L’inflation des complots diminue la valeur nette du complot …
Le président de la transition malienne fait de la surenchère avec la communauté internationale son cheval de bataille favori. Il s’agit d’une technique de négociations qui consiste à brandir l’absurde pour obtenir de son interlocuteur à renoncer à des exigences fondées sur la règle du droit. Ainsi, vis-à-vis de la mission des Nations Unies au Mali, la MINUSMA, qui intervient au Mali sur la base d’une résolution de l’ONU négociée par son pays, l’homme fort de Kati a obtenu, du moins sur le papier, à ce que désormais chaque décollage d’un aéronef soit signalé au préalable.

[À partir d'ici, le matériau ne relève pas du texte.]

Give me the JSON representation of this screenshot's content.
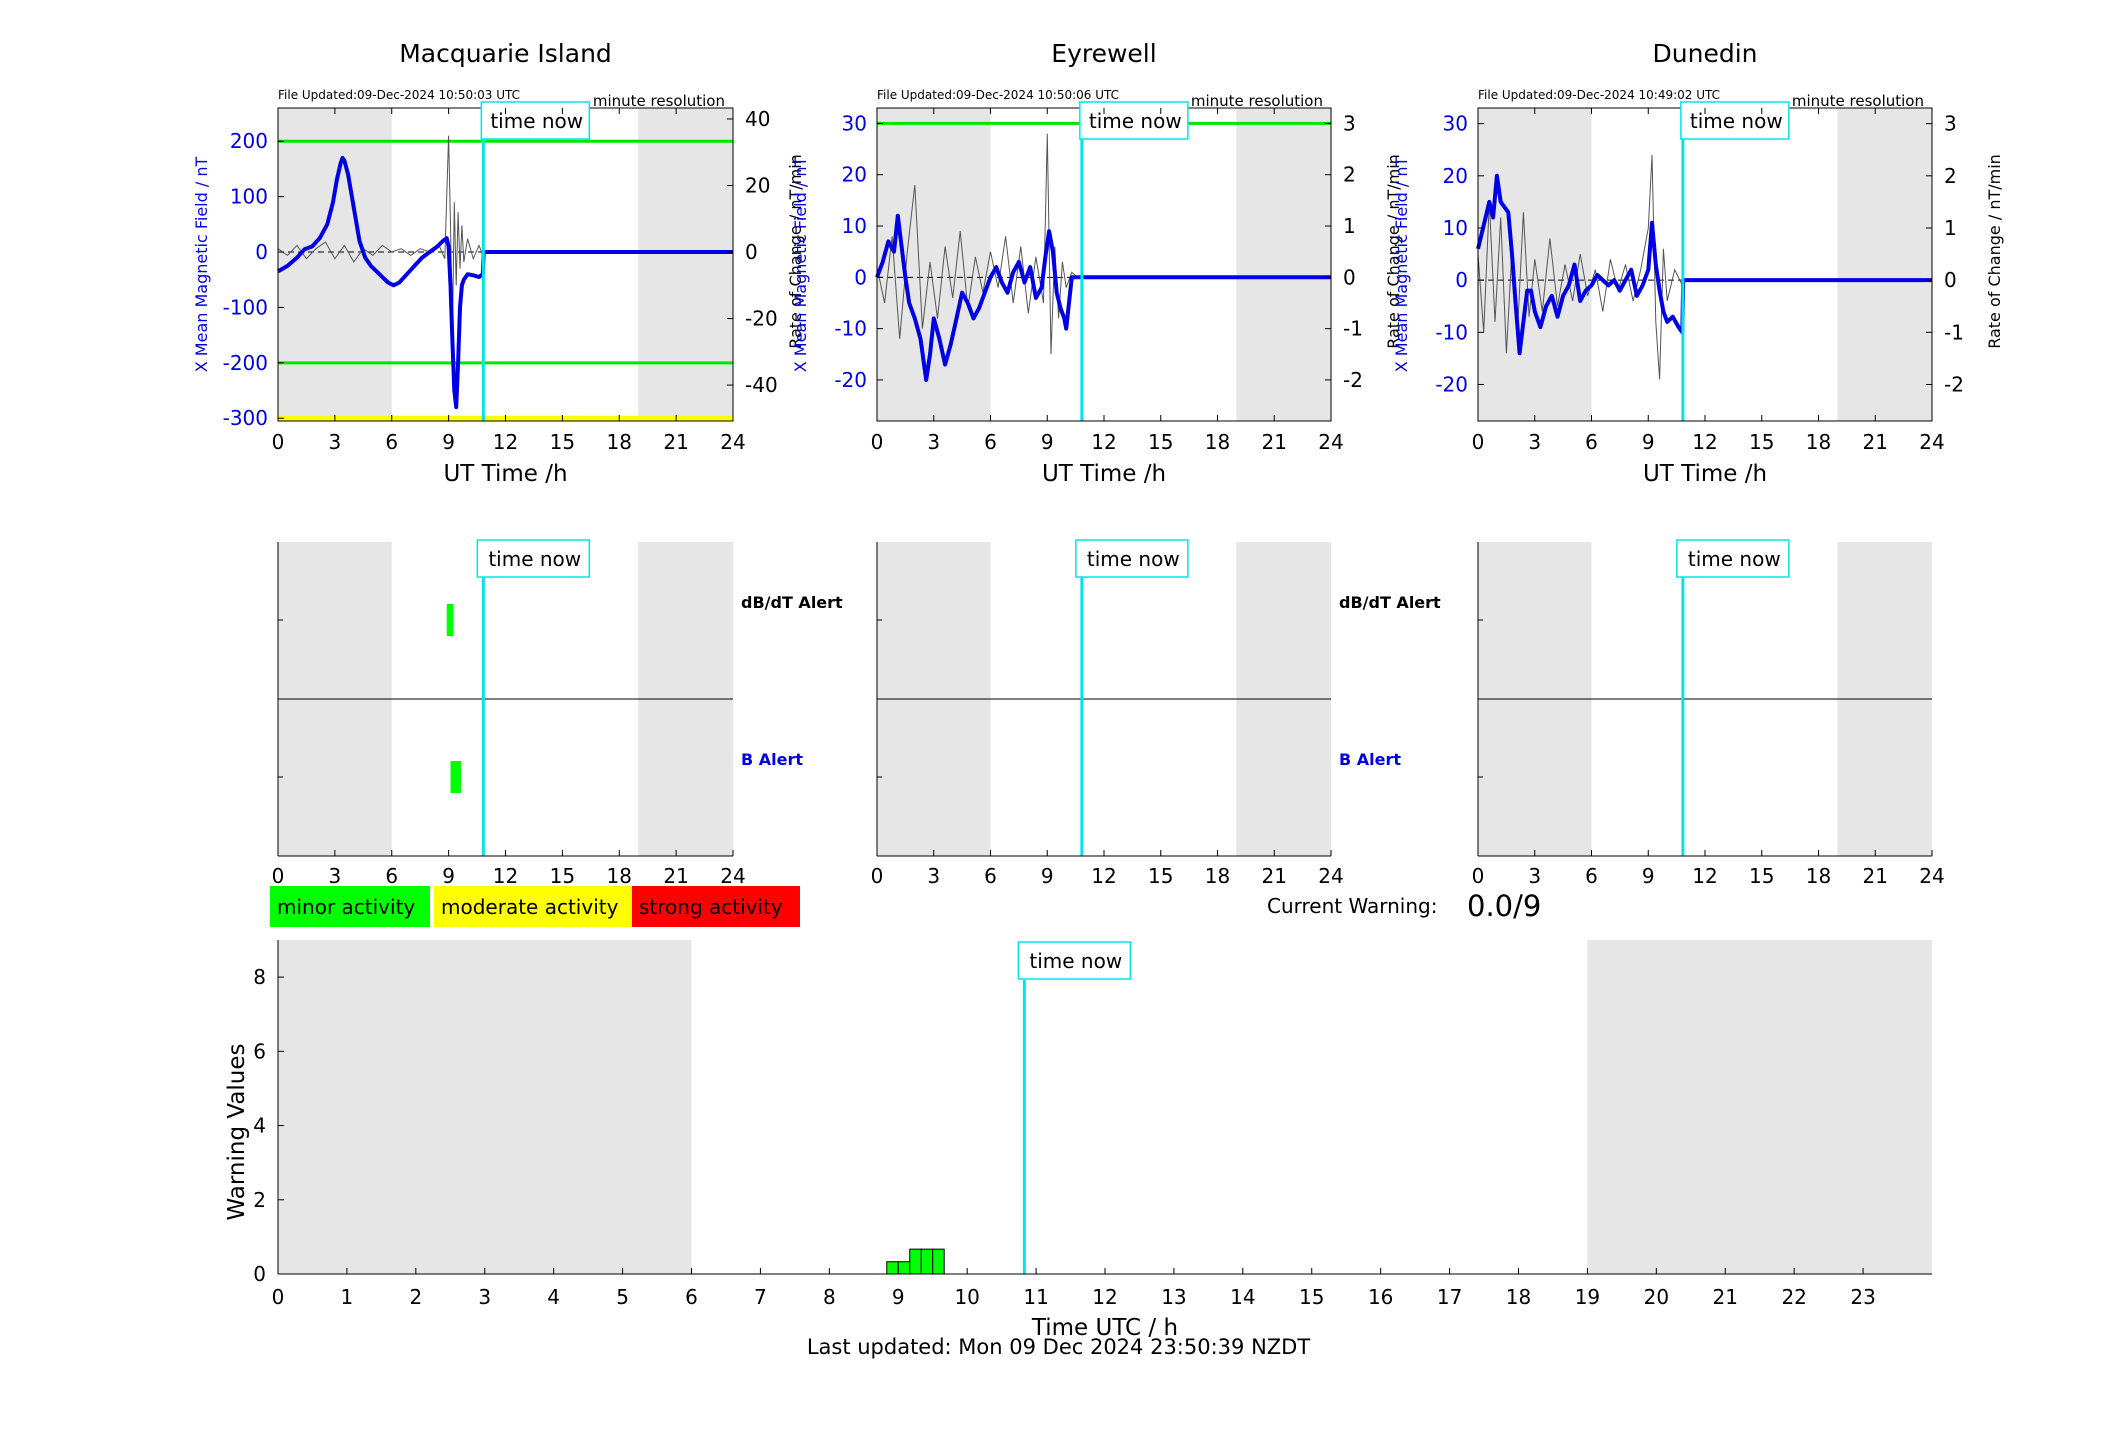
{
  "colors": {
    "shade": "#e6e6e6",
    "field": "#0000e6",
    "rate": "#555555",
    "threshold": "#00e600",
    "yellow": "#ffff00",
    "now": "#00e6e6",
    "minor": "#00ff00",
    "moderate": "#ffff00",
    "strong": "#ff0000"
  },
  "labels": {
    "time_now": "time now",
    "minute_resolution": "minute resolution",
    "x_axis": "UT Time /h",
    "y_left": "X Mean Magnetic Field / nT",
    "y_right": "Rate of Change / nT/min",
    "dbdt_alert": "dB/dT Alert",
    "b_alert": "B Alert",
    "current_warning_label": "Current Warning:",
    "current_warning_value": "0.0/9"
  },
  "legend": [
    {
      "label": "minor activity",
      "color": "#00ff00"
    },
    {
      "label": "moderate activity",
      "color": "#ffff00"
    },
    {
      "label": "strong activity",
      "color": "#ff0000"
    }
  ],
  "footer": "Last updated: Mon 09 Dec 2024 23:50:39 NZDT",
  "chart_data": [
    {
      "type": "line",
      "station": "Macquarie Island",
      "title": "Macquarie Island",
      "file_updated": "File Updated:09-Dec-2024 10:50:03 UTC",
      "xlabel": "UT Time /h",
      "ylabel": "X Mean Magnetic Field / nT",
      "y2label": "Rate of Change / nT/min",
      "xlim": [
        0,
        24
      ],
      "xticks": [
        0,
        3,
        6,
        9,
        12,
        15,
        18,
        21,
        24
      ],
      "ylim": [
        -305,
        260
      ],
      "yticks": [
        200,
        100,
        0,
        -100,
        -200,
        -300
      ],
      "y2lim": [
        -50.8,
        43.3
      ],
      "y2ticks": [
        40,
        20,
        0,
        -20,
        -40
      ],
      "shaded_x": [
        [
          0,
          6
        ],
        [
          19,
          24
        ]
      ],
      "time_now": 10.83,
      "thresholds": [
        200,
        -200
      ],
      "yellow_level": -300,
      "field_series": {
        "name": "X Mean Magnetic Field",
        "x": [
          0,
          0.5,
          1,
          1.4,
          1.8,
          2.2,
          2.6,
          2.9,
          3.1,
          3.3,
          3.4,
          3.5,
          3.7,
          3.9,
          4.1,
          4.3,
          4.6,
          4.9,
          5.2,
          5.5,
          5.8,
          6.1,
          6.4,
          6.8,
          7.2,
          7.6,
          8,
          8.4,
          8.7,
          8.9,
          9.0,
          9.1,
          9.2,
          9.3,
          9.4,
          9.5,
          9.6,
          9.7,
          9.8,
          10.0,
          10.3,
          10.6,
          10.8,
          10.85,
          24
        ],
        "values": [
          -35,
          -25,
          -10,
          5,
          10,
          25,
          50,
          90,
          130,
          160,
          170,
          165,
          140,
          100,
          60,
          20,
          -10,
          -25,
          -35,
          -45,
          -55,
          -60,
          -55,
          -40,
          -25,
          -10,
          0,
          10,
          20,
          25,
          10,
          -60,
          -160,
          -250,
          -280,
          -200,
          -100,
          -60,
          -50,
          -40,
          -42,
          -45,
          -40,
          0,
          0
        ]
      },
      "rate_series": {
        "name": "Rate of Change",
        "x": [
          0,
          0.5,
          1,
          1.5,
          2,
          2.5,
          3,
          3.5,
          4,
          4.5,
          5,
          5.5,
          6,
          6.5,
          7,
          7.5,
          8,
          8.5,
          8.8,
          9.0,
          9.1,
          9.2,
          9.3,
          9.4,
          9.5,
          9.6,
          9.7,
          9.8,
          10,
          10.3,
          10.6,
          10.8,
          10.85,
          24
        ],
        "values": [
          1,
          -1,
          2,
          -2,
          1,
          3,
          -2,
          2,
          -3,
          1,
          -1,
          2,
          0,
          1,
          -1,
          1,
          0,
          2,
          -2,
          35,
          8,
          -25,
          15,
          -10,
          12,
          -5,
          8,
          -3,
          4,
          -2,
          2,
          -1,
          0,
          0
        ]
      },
      "alerts": {
        "dbdt": [
          {
            "x0": 8.9,
            "x1": 9.25
          }
        ],
        "b": [
          {
            "x0": 9.1,
            "x1": 9.65
          }
        ]
      }
    },
    {
      "type": "line",
      "station": "Eyrewell",
      "title": "Eyrewell",
      "file_updated": "File Updated:09-Dec-2024 10:50:06 UTC",
      "xlabel": "UT Time /h",
      "ylabel": "X Mean Magnetic Field / nT",
      "y2label": "Rate of Change / nT/min",
      "xlim": [
        0,
        24
      ],
      "xticks": [
        0,
        3,
        6,
        9,
        12,
        15,
        18,
        21,
        24
      ],
      "ylim": [
        -28,
        33
      ],
      "yticks": [
        30,
        20,
        10,
        0,
        -10,
        -20
      ],
      "y2lim": [
        -2.8,
        3.3
      ],
      "y2ticks": [
        3,
        2,
        1,
        0,
        -1,
        -2
      ],
      "shaded_x": [
        [
          0,
          6
        ],
        [
          19,
          24
        ]
      ],
      "time_now": 10.83,
      "thresholds": [
        30
      ],
      "field_series": {
        "name": "X Mean Magnetic Field",
        "x": [
          0,
          0.3,
          0.6,
          0.9,
          1.1,
          1.3,
          1.5,
          1.7,
          2.0,
          2.3,
          2.6,
          2.8,
          3.0,
          3.3,
          3.6,
          3.9,
          4.2,
          4.5,
          4.8,
          5.1,
          5.4,
          5.7,
          6.0,
          6.3,
          6.6,
          6.9,
          7.2,
          7.5,
          7.8,
          8.1,
          8.4,
          8.7,
          8.9,
          9.1,
          9.3,
          9.5,
          9.7,
          9.9,
          10.0,
          10.3,
          10.6,
          10.85,
          24
        ],
        "values": [
          0,
          3,
          7,
          5,
          12,
          6,
          0,
          -5,
          -8,
          -12,
          -20,
          -15,
          -8,
          -12,
          -17,
          -13,
          -8,
          -3,
          -5,
          -8,
          -6,
          -3,
          0,
          2,
          -1,
          -3,
          1,
          3,
          -1,
          2,
          -4,
          -2,
          4,
          9,
          5,
          -3,
          -6,
          -8,
          -10,
          0,
          0,
          0,
          0
        ]
      },
      "rate_series": {
        "name": "Rate of Change",
        "x": [
          0,
          0.4,
          0.8,
          1.2,
          1.6,
          2.0,
          2.4,
          2.8,
          3.2,
          3.6,
          4.0,
          4.4,
          4.8,
          5.2,
          5.6,
          6.0,
          6.4,
          6.8,
          7.2,
          7.6,
          8.0,
          8.4,
          8.8,
          9.0,
          9.2,
          9.4,
          9.6,
          9.8,
          10.0,
          10.3,
          10.6,
          10.85,
          24
        ],
        "values": [
          0.2,
          -0.5,
          0.8,
          -1.2,
          0.5,
          1.8,
          -1.0,
          0.3,
          -0.8,
          0.6,
          -0.4,
          0.9,
          -0.6,
          0.4,
          -0.3,
          0.5,
          -0.2,
          0.8,
          -0.5,
          0.6,
          -0.7,
          0.4,
          -0.5,
          2.8,
          -1.5,
          0.6,
          -0.8,
          0.3,
          -0.2,
          0.1,
          0,
          0,
          0
        ]
      },
      "alerts": {
        "dbdt": [],
        "b": []
      }
    },
    {
      "type": "line",
      "station": "Dunedin",
      "title": "Dunedin",
      "file_updated": "File Updated:09-Dec-2024 10:49:02 UTC",
      "xlabel": "UT Time /h",
      "ylabel": "X Mean Magnetic Field / nT",
      "y2label": "Rate of Change / nT/min",
      "xlim": [
        0,
        24
      ],
      "xticks": [
        0,
        3,
        6,
        9,
        12,
        15,
        18,
        21,
        24
      ],
      "ylim": [
        -27,
        33
      ],
      "yticks": [
        30,
        20,
        10,
        0,
        -10,
        -20
      ],
      "y2lim": [
        -2.7,
        3.3
      ],
      "y2ticks": [
        3,
        2,
        1,
        0,
        -1,
        -2
      ],
      "shaded_x": [
        [
          0,
          6
        ],
        [
          19,
          24
        ]
      ],
      "time_now": 10.83,
      "thresholds": [],
      "field_series": {
        "name": "X Mean Magnetic Field",
        "x": [
          0,
          0.2,
          0.4,
          0.6,
          0.8,
          1.0,
          1.2,
          1.4,
          1.6,
          1.8,
          2.0,
          2.2,
          2.4,
          2.6,
          2.8,
          3.0,
          3.3,
          3.6,
          3.9,
          4.2,
          4.5,
          4.8,
          5.1,
          5.4,
          5.7,
          6.0,
          6.3,
          6.6,
          6.9,
          7.2,
          7.5,
          7.8,
          8.1,
          8.4,
          8.7,
          9.0,
          9.2,
          9.4,
          9.6,
          9.8,
          10.0,
          10.3,
          10.6,
          10.8,
          10.85,
          24
        ],
        "values": [
          6,
          9,
          12,
          15,
          12,
          20,
          15,
          14,
          13,
          5,
          -5,
          -14,
          -8,
          -2,
          -2,
          -6,
          -9,
          -5,
          -3,
          -7,
          -3,
          -1,
          3,
          -4,
          -2,
          -1,
          1,
          0,
          -1,
          0,
          -2,
          0,
          2,
          -3,
          -1,
          2,
          11,
          3,
          -2,
          -6,
          -8,
          -7,
          -9,
          -10,
          0,
          0
        ]
      },
      "rate_series": {
        "name": "Rate of Change",
        "x": [
          0,
          0.3,
          0.6,
          0.9,
          1.2,
          1.5,
          1.8,
          2.1,
          2.4,
          2.7,
          3.0,
          3.4,
          3.8,
          4.2,
          4.6,
          5.0,
          5.4,
          5.8,
          6.2,
          6.6,
          7.0,
          7.4,
          7.8,
          8.2,
          8.6,
          9.0,
          9.2,
          9.4,
          9.6,
          9.8,
          10.0,
          10.4,
          10.8,
          10.85,
          24
        ],
        "values": [
          0.5,
          -1.0,
          1.5,
          -0.8,
          1.2,
          -1.4,
          0.6,
          -0.9,
          1.3,
          -0.7,
          0.4,
          -0.6,
          0.8,
          -0.5,
          0.3,
          -0.4,
          0.5,
          -0.3,
          0.2,
          -0.6,
          0.4,
          -0.2,
          0.3,
          -0.4,
          0.2,
          1.0,
          2.4,
          -0.8,
          -1.9,
          0.6,
          -0.4,
          0.2,
          -0.1,
          0,
          0
        ]
      },
      "alerts": {
        "dbdt": [],
        "b": []
      }
    },
    {
      "type": "bar",
      "title": "",
      "xlabel": "Time UTC / h",
      "ylabel": "Warning Values",
      "xlim": [
        0,
        24
      ],
      "xticks": [
        0,
        1,
        2,
        3,
        4,
        5,
        6,
        7,
        8,
        9,
        10,
        11,
        12,
        13,
        14,
        15,
        16,
        17,
        18,
        19,
        20,
        21,
        22,
        23
      ],
      "ylim": [
        0,
        9
      ],
      "yticks": [
        0,
        2,
        4,
        6,
        8
      ],
      "shaded_x": [
        [
          0,
          6
        ],
        [
          19,
          24
        ]
      ],
      "time_now": 10.83,
      "bars": {
        "x": [
          8.833,
          9.0,
          9.167,
          9.333,
          9.5
        ],
        "values": [
          0.33,
          0.33,
          0.67,
          0.67,
          0.67
        ],
        "width": 0.1667,
        "color": "#00ff00"
      }
    }
  ]
}
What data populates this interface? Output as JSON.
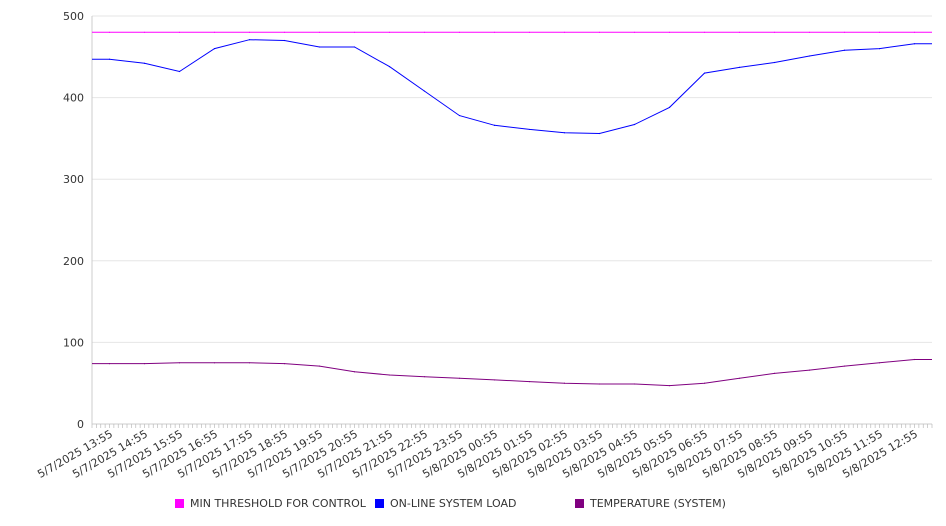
{
  "chart_data": {
    "type": "line",
    "ylim": [
      0,
      500
    ],
    "y_ticks": [
      0,
      100,
      200,
      300,
      400,
      500
    ],
    "grid": true,
    "legend_position": "bottom",
    "x_labels": [
      "5/7/2025 13:55",
      "5/7/2025 14:55",
      "5/7/2025 15:55",
      "5/7/2025 16:55",
      "5/7/2025 17:55",
      "5/7/2025 18:55",
      "5/7/2025 19:55",
      "5/7/2025 20:55",
      "5/7/2025 21:55",
      "5/7/2025 22:55",
      "5/7/2025 23:55",
      "5/8/2025 00:55",
      "5/8/2025 01:55",
      "5/8/2025 02:55",
      "5/8/2025 03:55",
      "5/8/2025 04:55",
      "5/8/2025 05:55",
      "5/8/2025 06:55",
      "5/8/2025 07:55",
      "5/8/2025 08:55",
      "5/8/2025 09:55",
      "5/8/2025 10:55",
      "5/8/2025 11:55",
      "5/8/2025 12:55"
    ],
    "series": [
      {
        "name": "MIN THRESHOLD FOR CONTROL",
        "color": "#ff00ff",
        "values": [
          480,
          480,
          480,
          480,
          480,
          480,
          480,
          480,
          480,
          480,
          480,
          480,
          480,
          480,
          480,
          480,
          480,
          480,
          480,
          480,
          480,
          480,
          480,
          480
        ]
      },
      {
        "name": "ON-LINE SYSTEM LOAD",
        "color": "#0000ff",
        "values": [
          447,
          442,
          432,
          460,
          471,
          470,
          462,
          462,
          438,
          408,
          378,
          366,
          361,
          357,
          356,
          367,
          388,
          430,
          437,
          443,
          451,
          458,
          460,
          466
        ]
      },
      {
        "name": "TEMPERATURE (SYSTEM)",
        "color": "#800080",
        "values": [
          74,
          74,
          75,
          75,
          75,
          74,
          71,
          64,
          60,
          58,
          56,
          54,
          52,
          50,
          49,
          49,
          47,
          50,
          56,
          62,
          66,
          71,
          75,
          79
        ]
      }
    ]
  }
}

Pour neutraliser la CEDEAO arc-boutée sur un calendrier de retour du pouvoir aux civils dans un délai de deux ans, Bamako a fait arrêter 49 soldats ivoiriens dans le cadre d’une mission en cours depuis juillet 2019. Il aura fallu trois ans et 8 rotations de soldats ivoiriens pour que la junte se rende compte soudain qu’il s’agissait de tentatives de coup d’Etat. Quelle prouesse de la part des renseignements militaires maliens !
Soit-dit en passant, entre temps, lui le colonel Assimi Goïta a réussi l’exploit unique de perpétrer deux coup d’Etat, en août 2020 et en mars 2021, à neuf mois d’intervalle. Entre temps, il accusera en novembre 2020 un ex secrétaire général de la présidence de tentative de coup d’Etat. Même accusation portée un mois plus tard, en décembre 2020, contre
l’ancien premier ministre Boubou Cissé et un animateur de radio, Ras Bath, disculpés par la justice. L’ancien premier ministre fait l’objet d’un mandat d’arrêt international aux côtés de certaines figures marquantes maliennes comme Igor Diarra, ancien ministre de l’Economie et des Finances, tous aujourd’hui en exil «préventif». Quant à l’ancien premier ministre, Soumeylou Boubèye Maïga, mort en détention, il est le symbole que, dans le Mali actuel, il ne faut surtout pas être suspecté d’ambitions politiques par une junte qui entretient la plèbe par l’agitation permanente des complots et la recherche de boucs émissaires.
Autre fuite en avant de la part du président Goïta, survivant miraculé d’une fameuse tentative d’assassinat dans une mosquée, l’accusation portée contre la France de larguer des armes aux terroristes tout juste après le lourd bilan de l’attaque de Tessit du 7 août dernier où 42 soldats maliens sont tombés sous les balles. «Les opérations clandestines et non coordonnées de survol enregistrée par les FAMa les 7 et 8 août 2022 confirment la thèse que les terroristes ont bénéficié d’un appui majeur et d’une expertise extérieure», rapporte l’armée dans une relative opacité et sans y ajouter ce détail qui changerait tout narratif: le fait, la preuve.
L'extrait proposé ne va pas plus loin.